The fact that 45% of patients in our study had previous documented ADRs caused by other topical agents highlights the possibility of preservative toxicity. A large epidemiological survey conducted in France14 revealed that the symptoms of burning, foreign body sensation, dry eye sensation, epiphora and signs of conjunctival hyperaemia, conjunctival follicles, and superficial punctate keratitis were statistically more common with eye drops with preservatives than without. They also found that the prevalence of these signs and symptoms was dose dependent, increasing with the number of preserved drops. Their study observed that the signs and symptoms of preservative toxicity are reversible after removing preservatives. However, there is no preservative-free drop form available for most of the newer glaucoma drugs except the beta-blocker group of drugs. In our study, six of our patients tolerated preservative-free beta-blockers when commenced as an alternative.

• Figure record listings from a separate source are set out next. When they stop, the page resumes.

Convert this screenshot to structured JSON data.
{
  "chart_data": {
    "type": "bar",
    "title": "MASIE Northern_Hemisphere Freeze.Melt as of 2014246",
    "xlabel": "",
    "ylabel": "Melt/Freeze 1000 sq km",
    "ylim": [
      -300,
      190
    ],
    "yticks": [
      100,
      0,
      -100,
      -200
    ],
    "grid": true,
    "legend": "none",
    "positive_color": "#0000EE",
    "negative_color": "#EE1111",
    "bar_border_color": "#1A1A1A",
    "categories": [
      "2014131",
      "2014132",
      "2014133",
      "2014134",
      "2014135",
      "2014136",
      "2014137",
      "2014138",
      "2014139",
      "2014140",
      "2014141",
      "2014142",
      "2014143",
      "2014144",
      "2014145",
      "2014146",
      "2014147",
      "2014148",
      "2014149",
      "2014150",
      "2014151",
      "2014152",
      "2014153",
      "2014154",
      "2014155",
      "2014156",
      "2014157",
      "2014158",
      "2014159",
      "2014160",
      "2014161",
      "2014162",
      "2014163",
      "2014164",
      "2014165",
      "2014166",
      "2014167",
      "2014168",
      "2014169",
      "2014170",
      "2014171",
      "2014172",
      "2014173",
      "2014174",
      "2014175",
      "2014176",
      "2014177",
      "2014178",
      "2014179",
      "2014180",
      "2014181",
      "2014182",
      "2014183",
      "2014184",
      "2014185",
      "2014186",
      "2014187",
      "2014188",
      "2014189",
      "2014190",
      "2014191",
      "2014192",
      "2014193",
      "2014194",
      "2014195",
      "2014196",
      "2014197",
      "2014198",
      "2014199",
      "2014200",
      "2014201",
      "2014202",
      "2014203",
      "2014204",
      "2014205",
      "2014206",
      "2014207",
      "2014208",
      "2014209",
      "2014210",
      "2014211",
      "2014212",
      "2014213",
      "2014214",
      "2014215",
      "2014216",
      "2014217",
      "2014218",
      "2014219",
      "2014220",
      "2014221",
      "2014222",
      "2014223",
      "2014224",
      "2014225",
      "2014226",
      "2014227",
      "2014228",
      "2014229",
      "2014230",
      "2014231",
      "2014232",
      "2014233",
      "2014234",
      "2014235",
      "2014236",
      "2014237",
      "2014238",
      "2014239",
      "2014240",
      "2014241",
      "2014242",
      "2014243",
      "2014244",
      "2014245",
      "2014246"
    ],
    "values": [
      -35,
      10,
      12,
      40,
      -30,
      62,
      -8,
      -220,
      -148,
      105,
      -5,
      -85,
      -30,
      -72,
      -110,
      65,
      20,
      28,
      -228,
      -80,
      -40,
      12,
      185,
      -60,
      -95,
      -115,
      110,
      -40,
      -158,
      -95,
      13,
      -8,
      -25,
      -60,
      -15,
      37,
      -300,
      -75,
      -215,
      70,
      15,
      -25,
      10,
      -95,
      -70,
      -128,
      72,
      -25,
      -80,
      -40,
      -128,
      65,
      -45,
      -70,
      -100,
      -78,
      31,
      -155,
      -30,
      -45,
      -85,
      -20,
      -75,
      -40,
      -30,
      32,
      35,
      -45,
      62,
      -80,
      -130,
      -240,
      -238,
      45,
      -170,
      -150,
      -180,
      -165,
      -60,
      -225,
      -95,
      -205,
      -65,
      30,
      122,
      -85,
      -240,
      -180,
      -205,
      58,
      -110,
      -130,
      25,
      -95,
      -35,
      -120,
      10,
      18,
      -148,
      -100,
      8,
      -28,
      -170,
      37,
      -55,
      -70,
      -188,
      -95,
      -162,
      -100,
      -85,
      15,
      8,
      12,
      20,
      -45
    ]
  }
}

The development of effective nonpreserved therapies is likely to be very helpful for some patients for whom surgical or laser intervention is presently the only resort.

Our prospective study is small but the results are surprising, especially the predominance of ADR with brimonidine eye drops and the delayed presentation of ADR in a fair proportion of the study patients. The increased risk of presenting IOP being higher than normal in a patient with ocular ADR is worrying, and clearly illustrates the need for effective patient education to encourage prompt ADR reporting.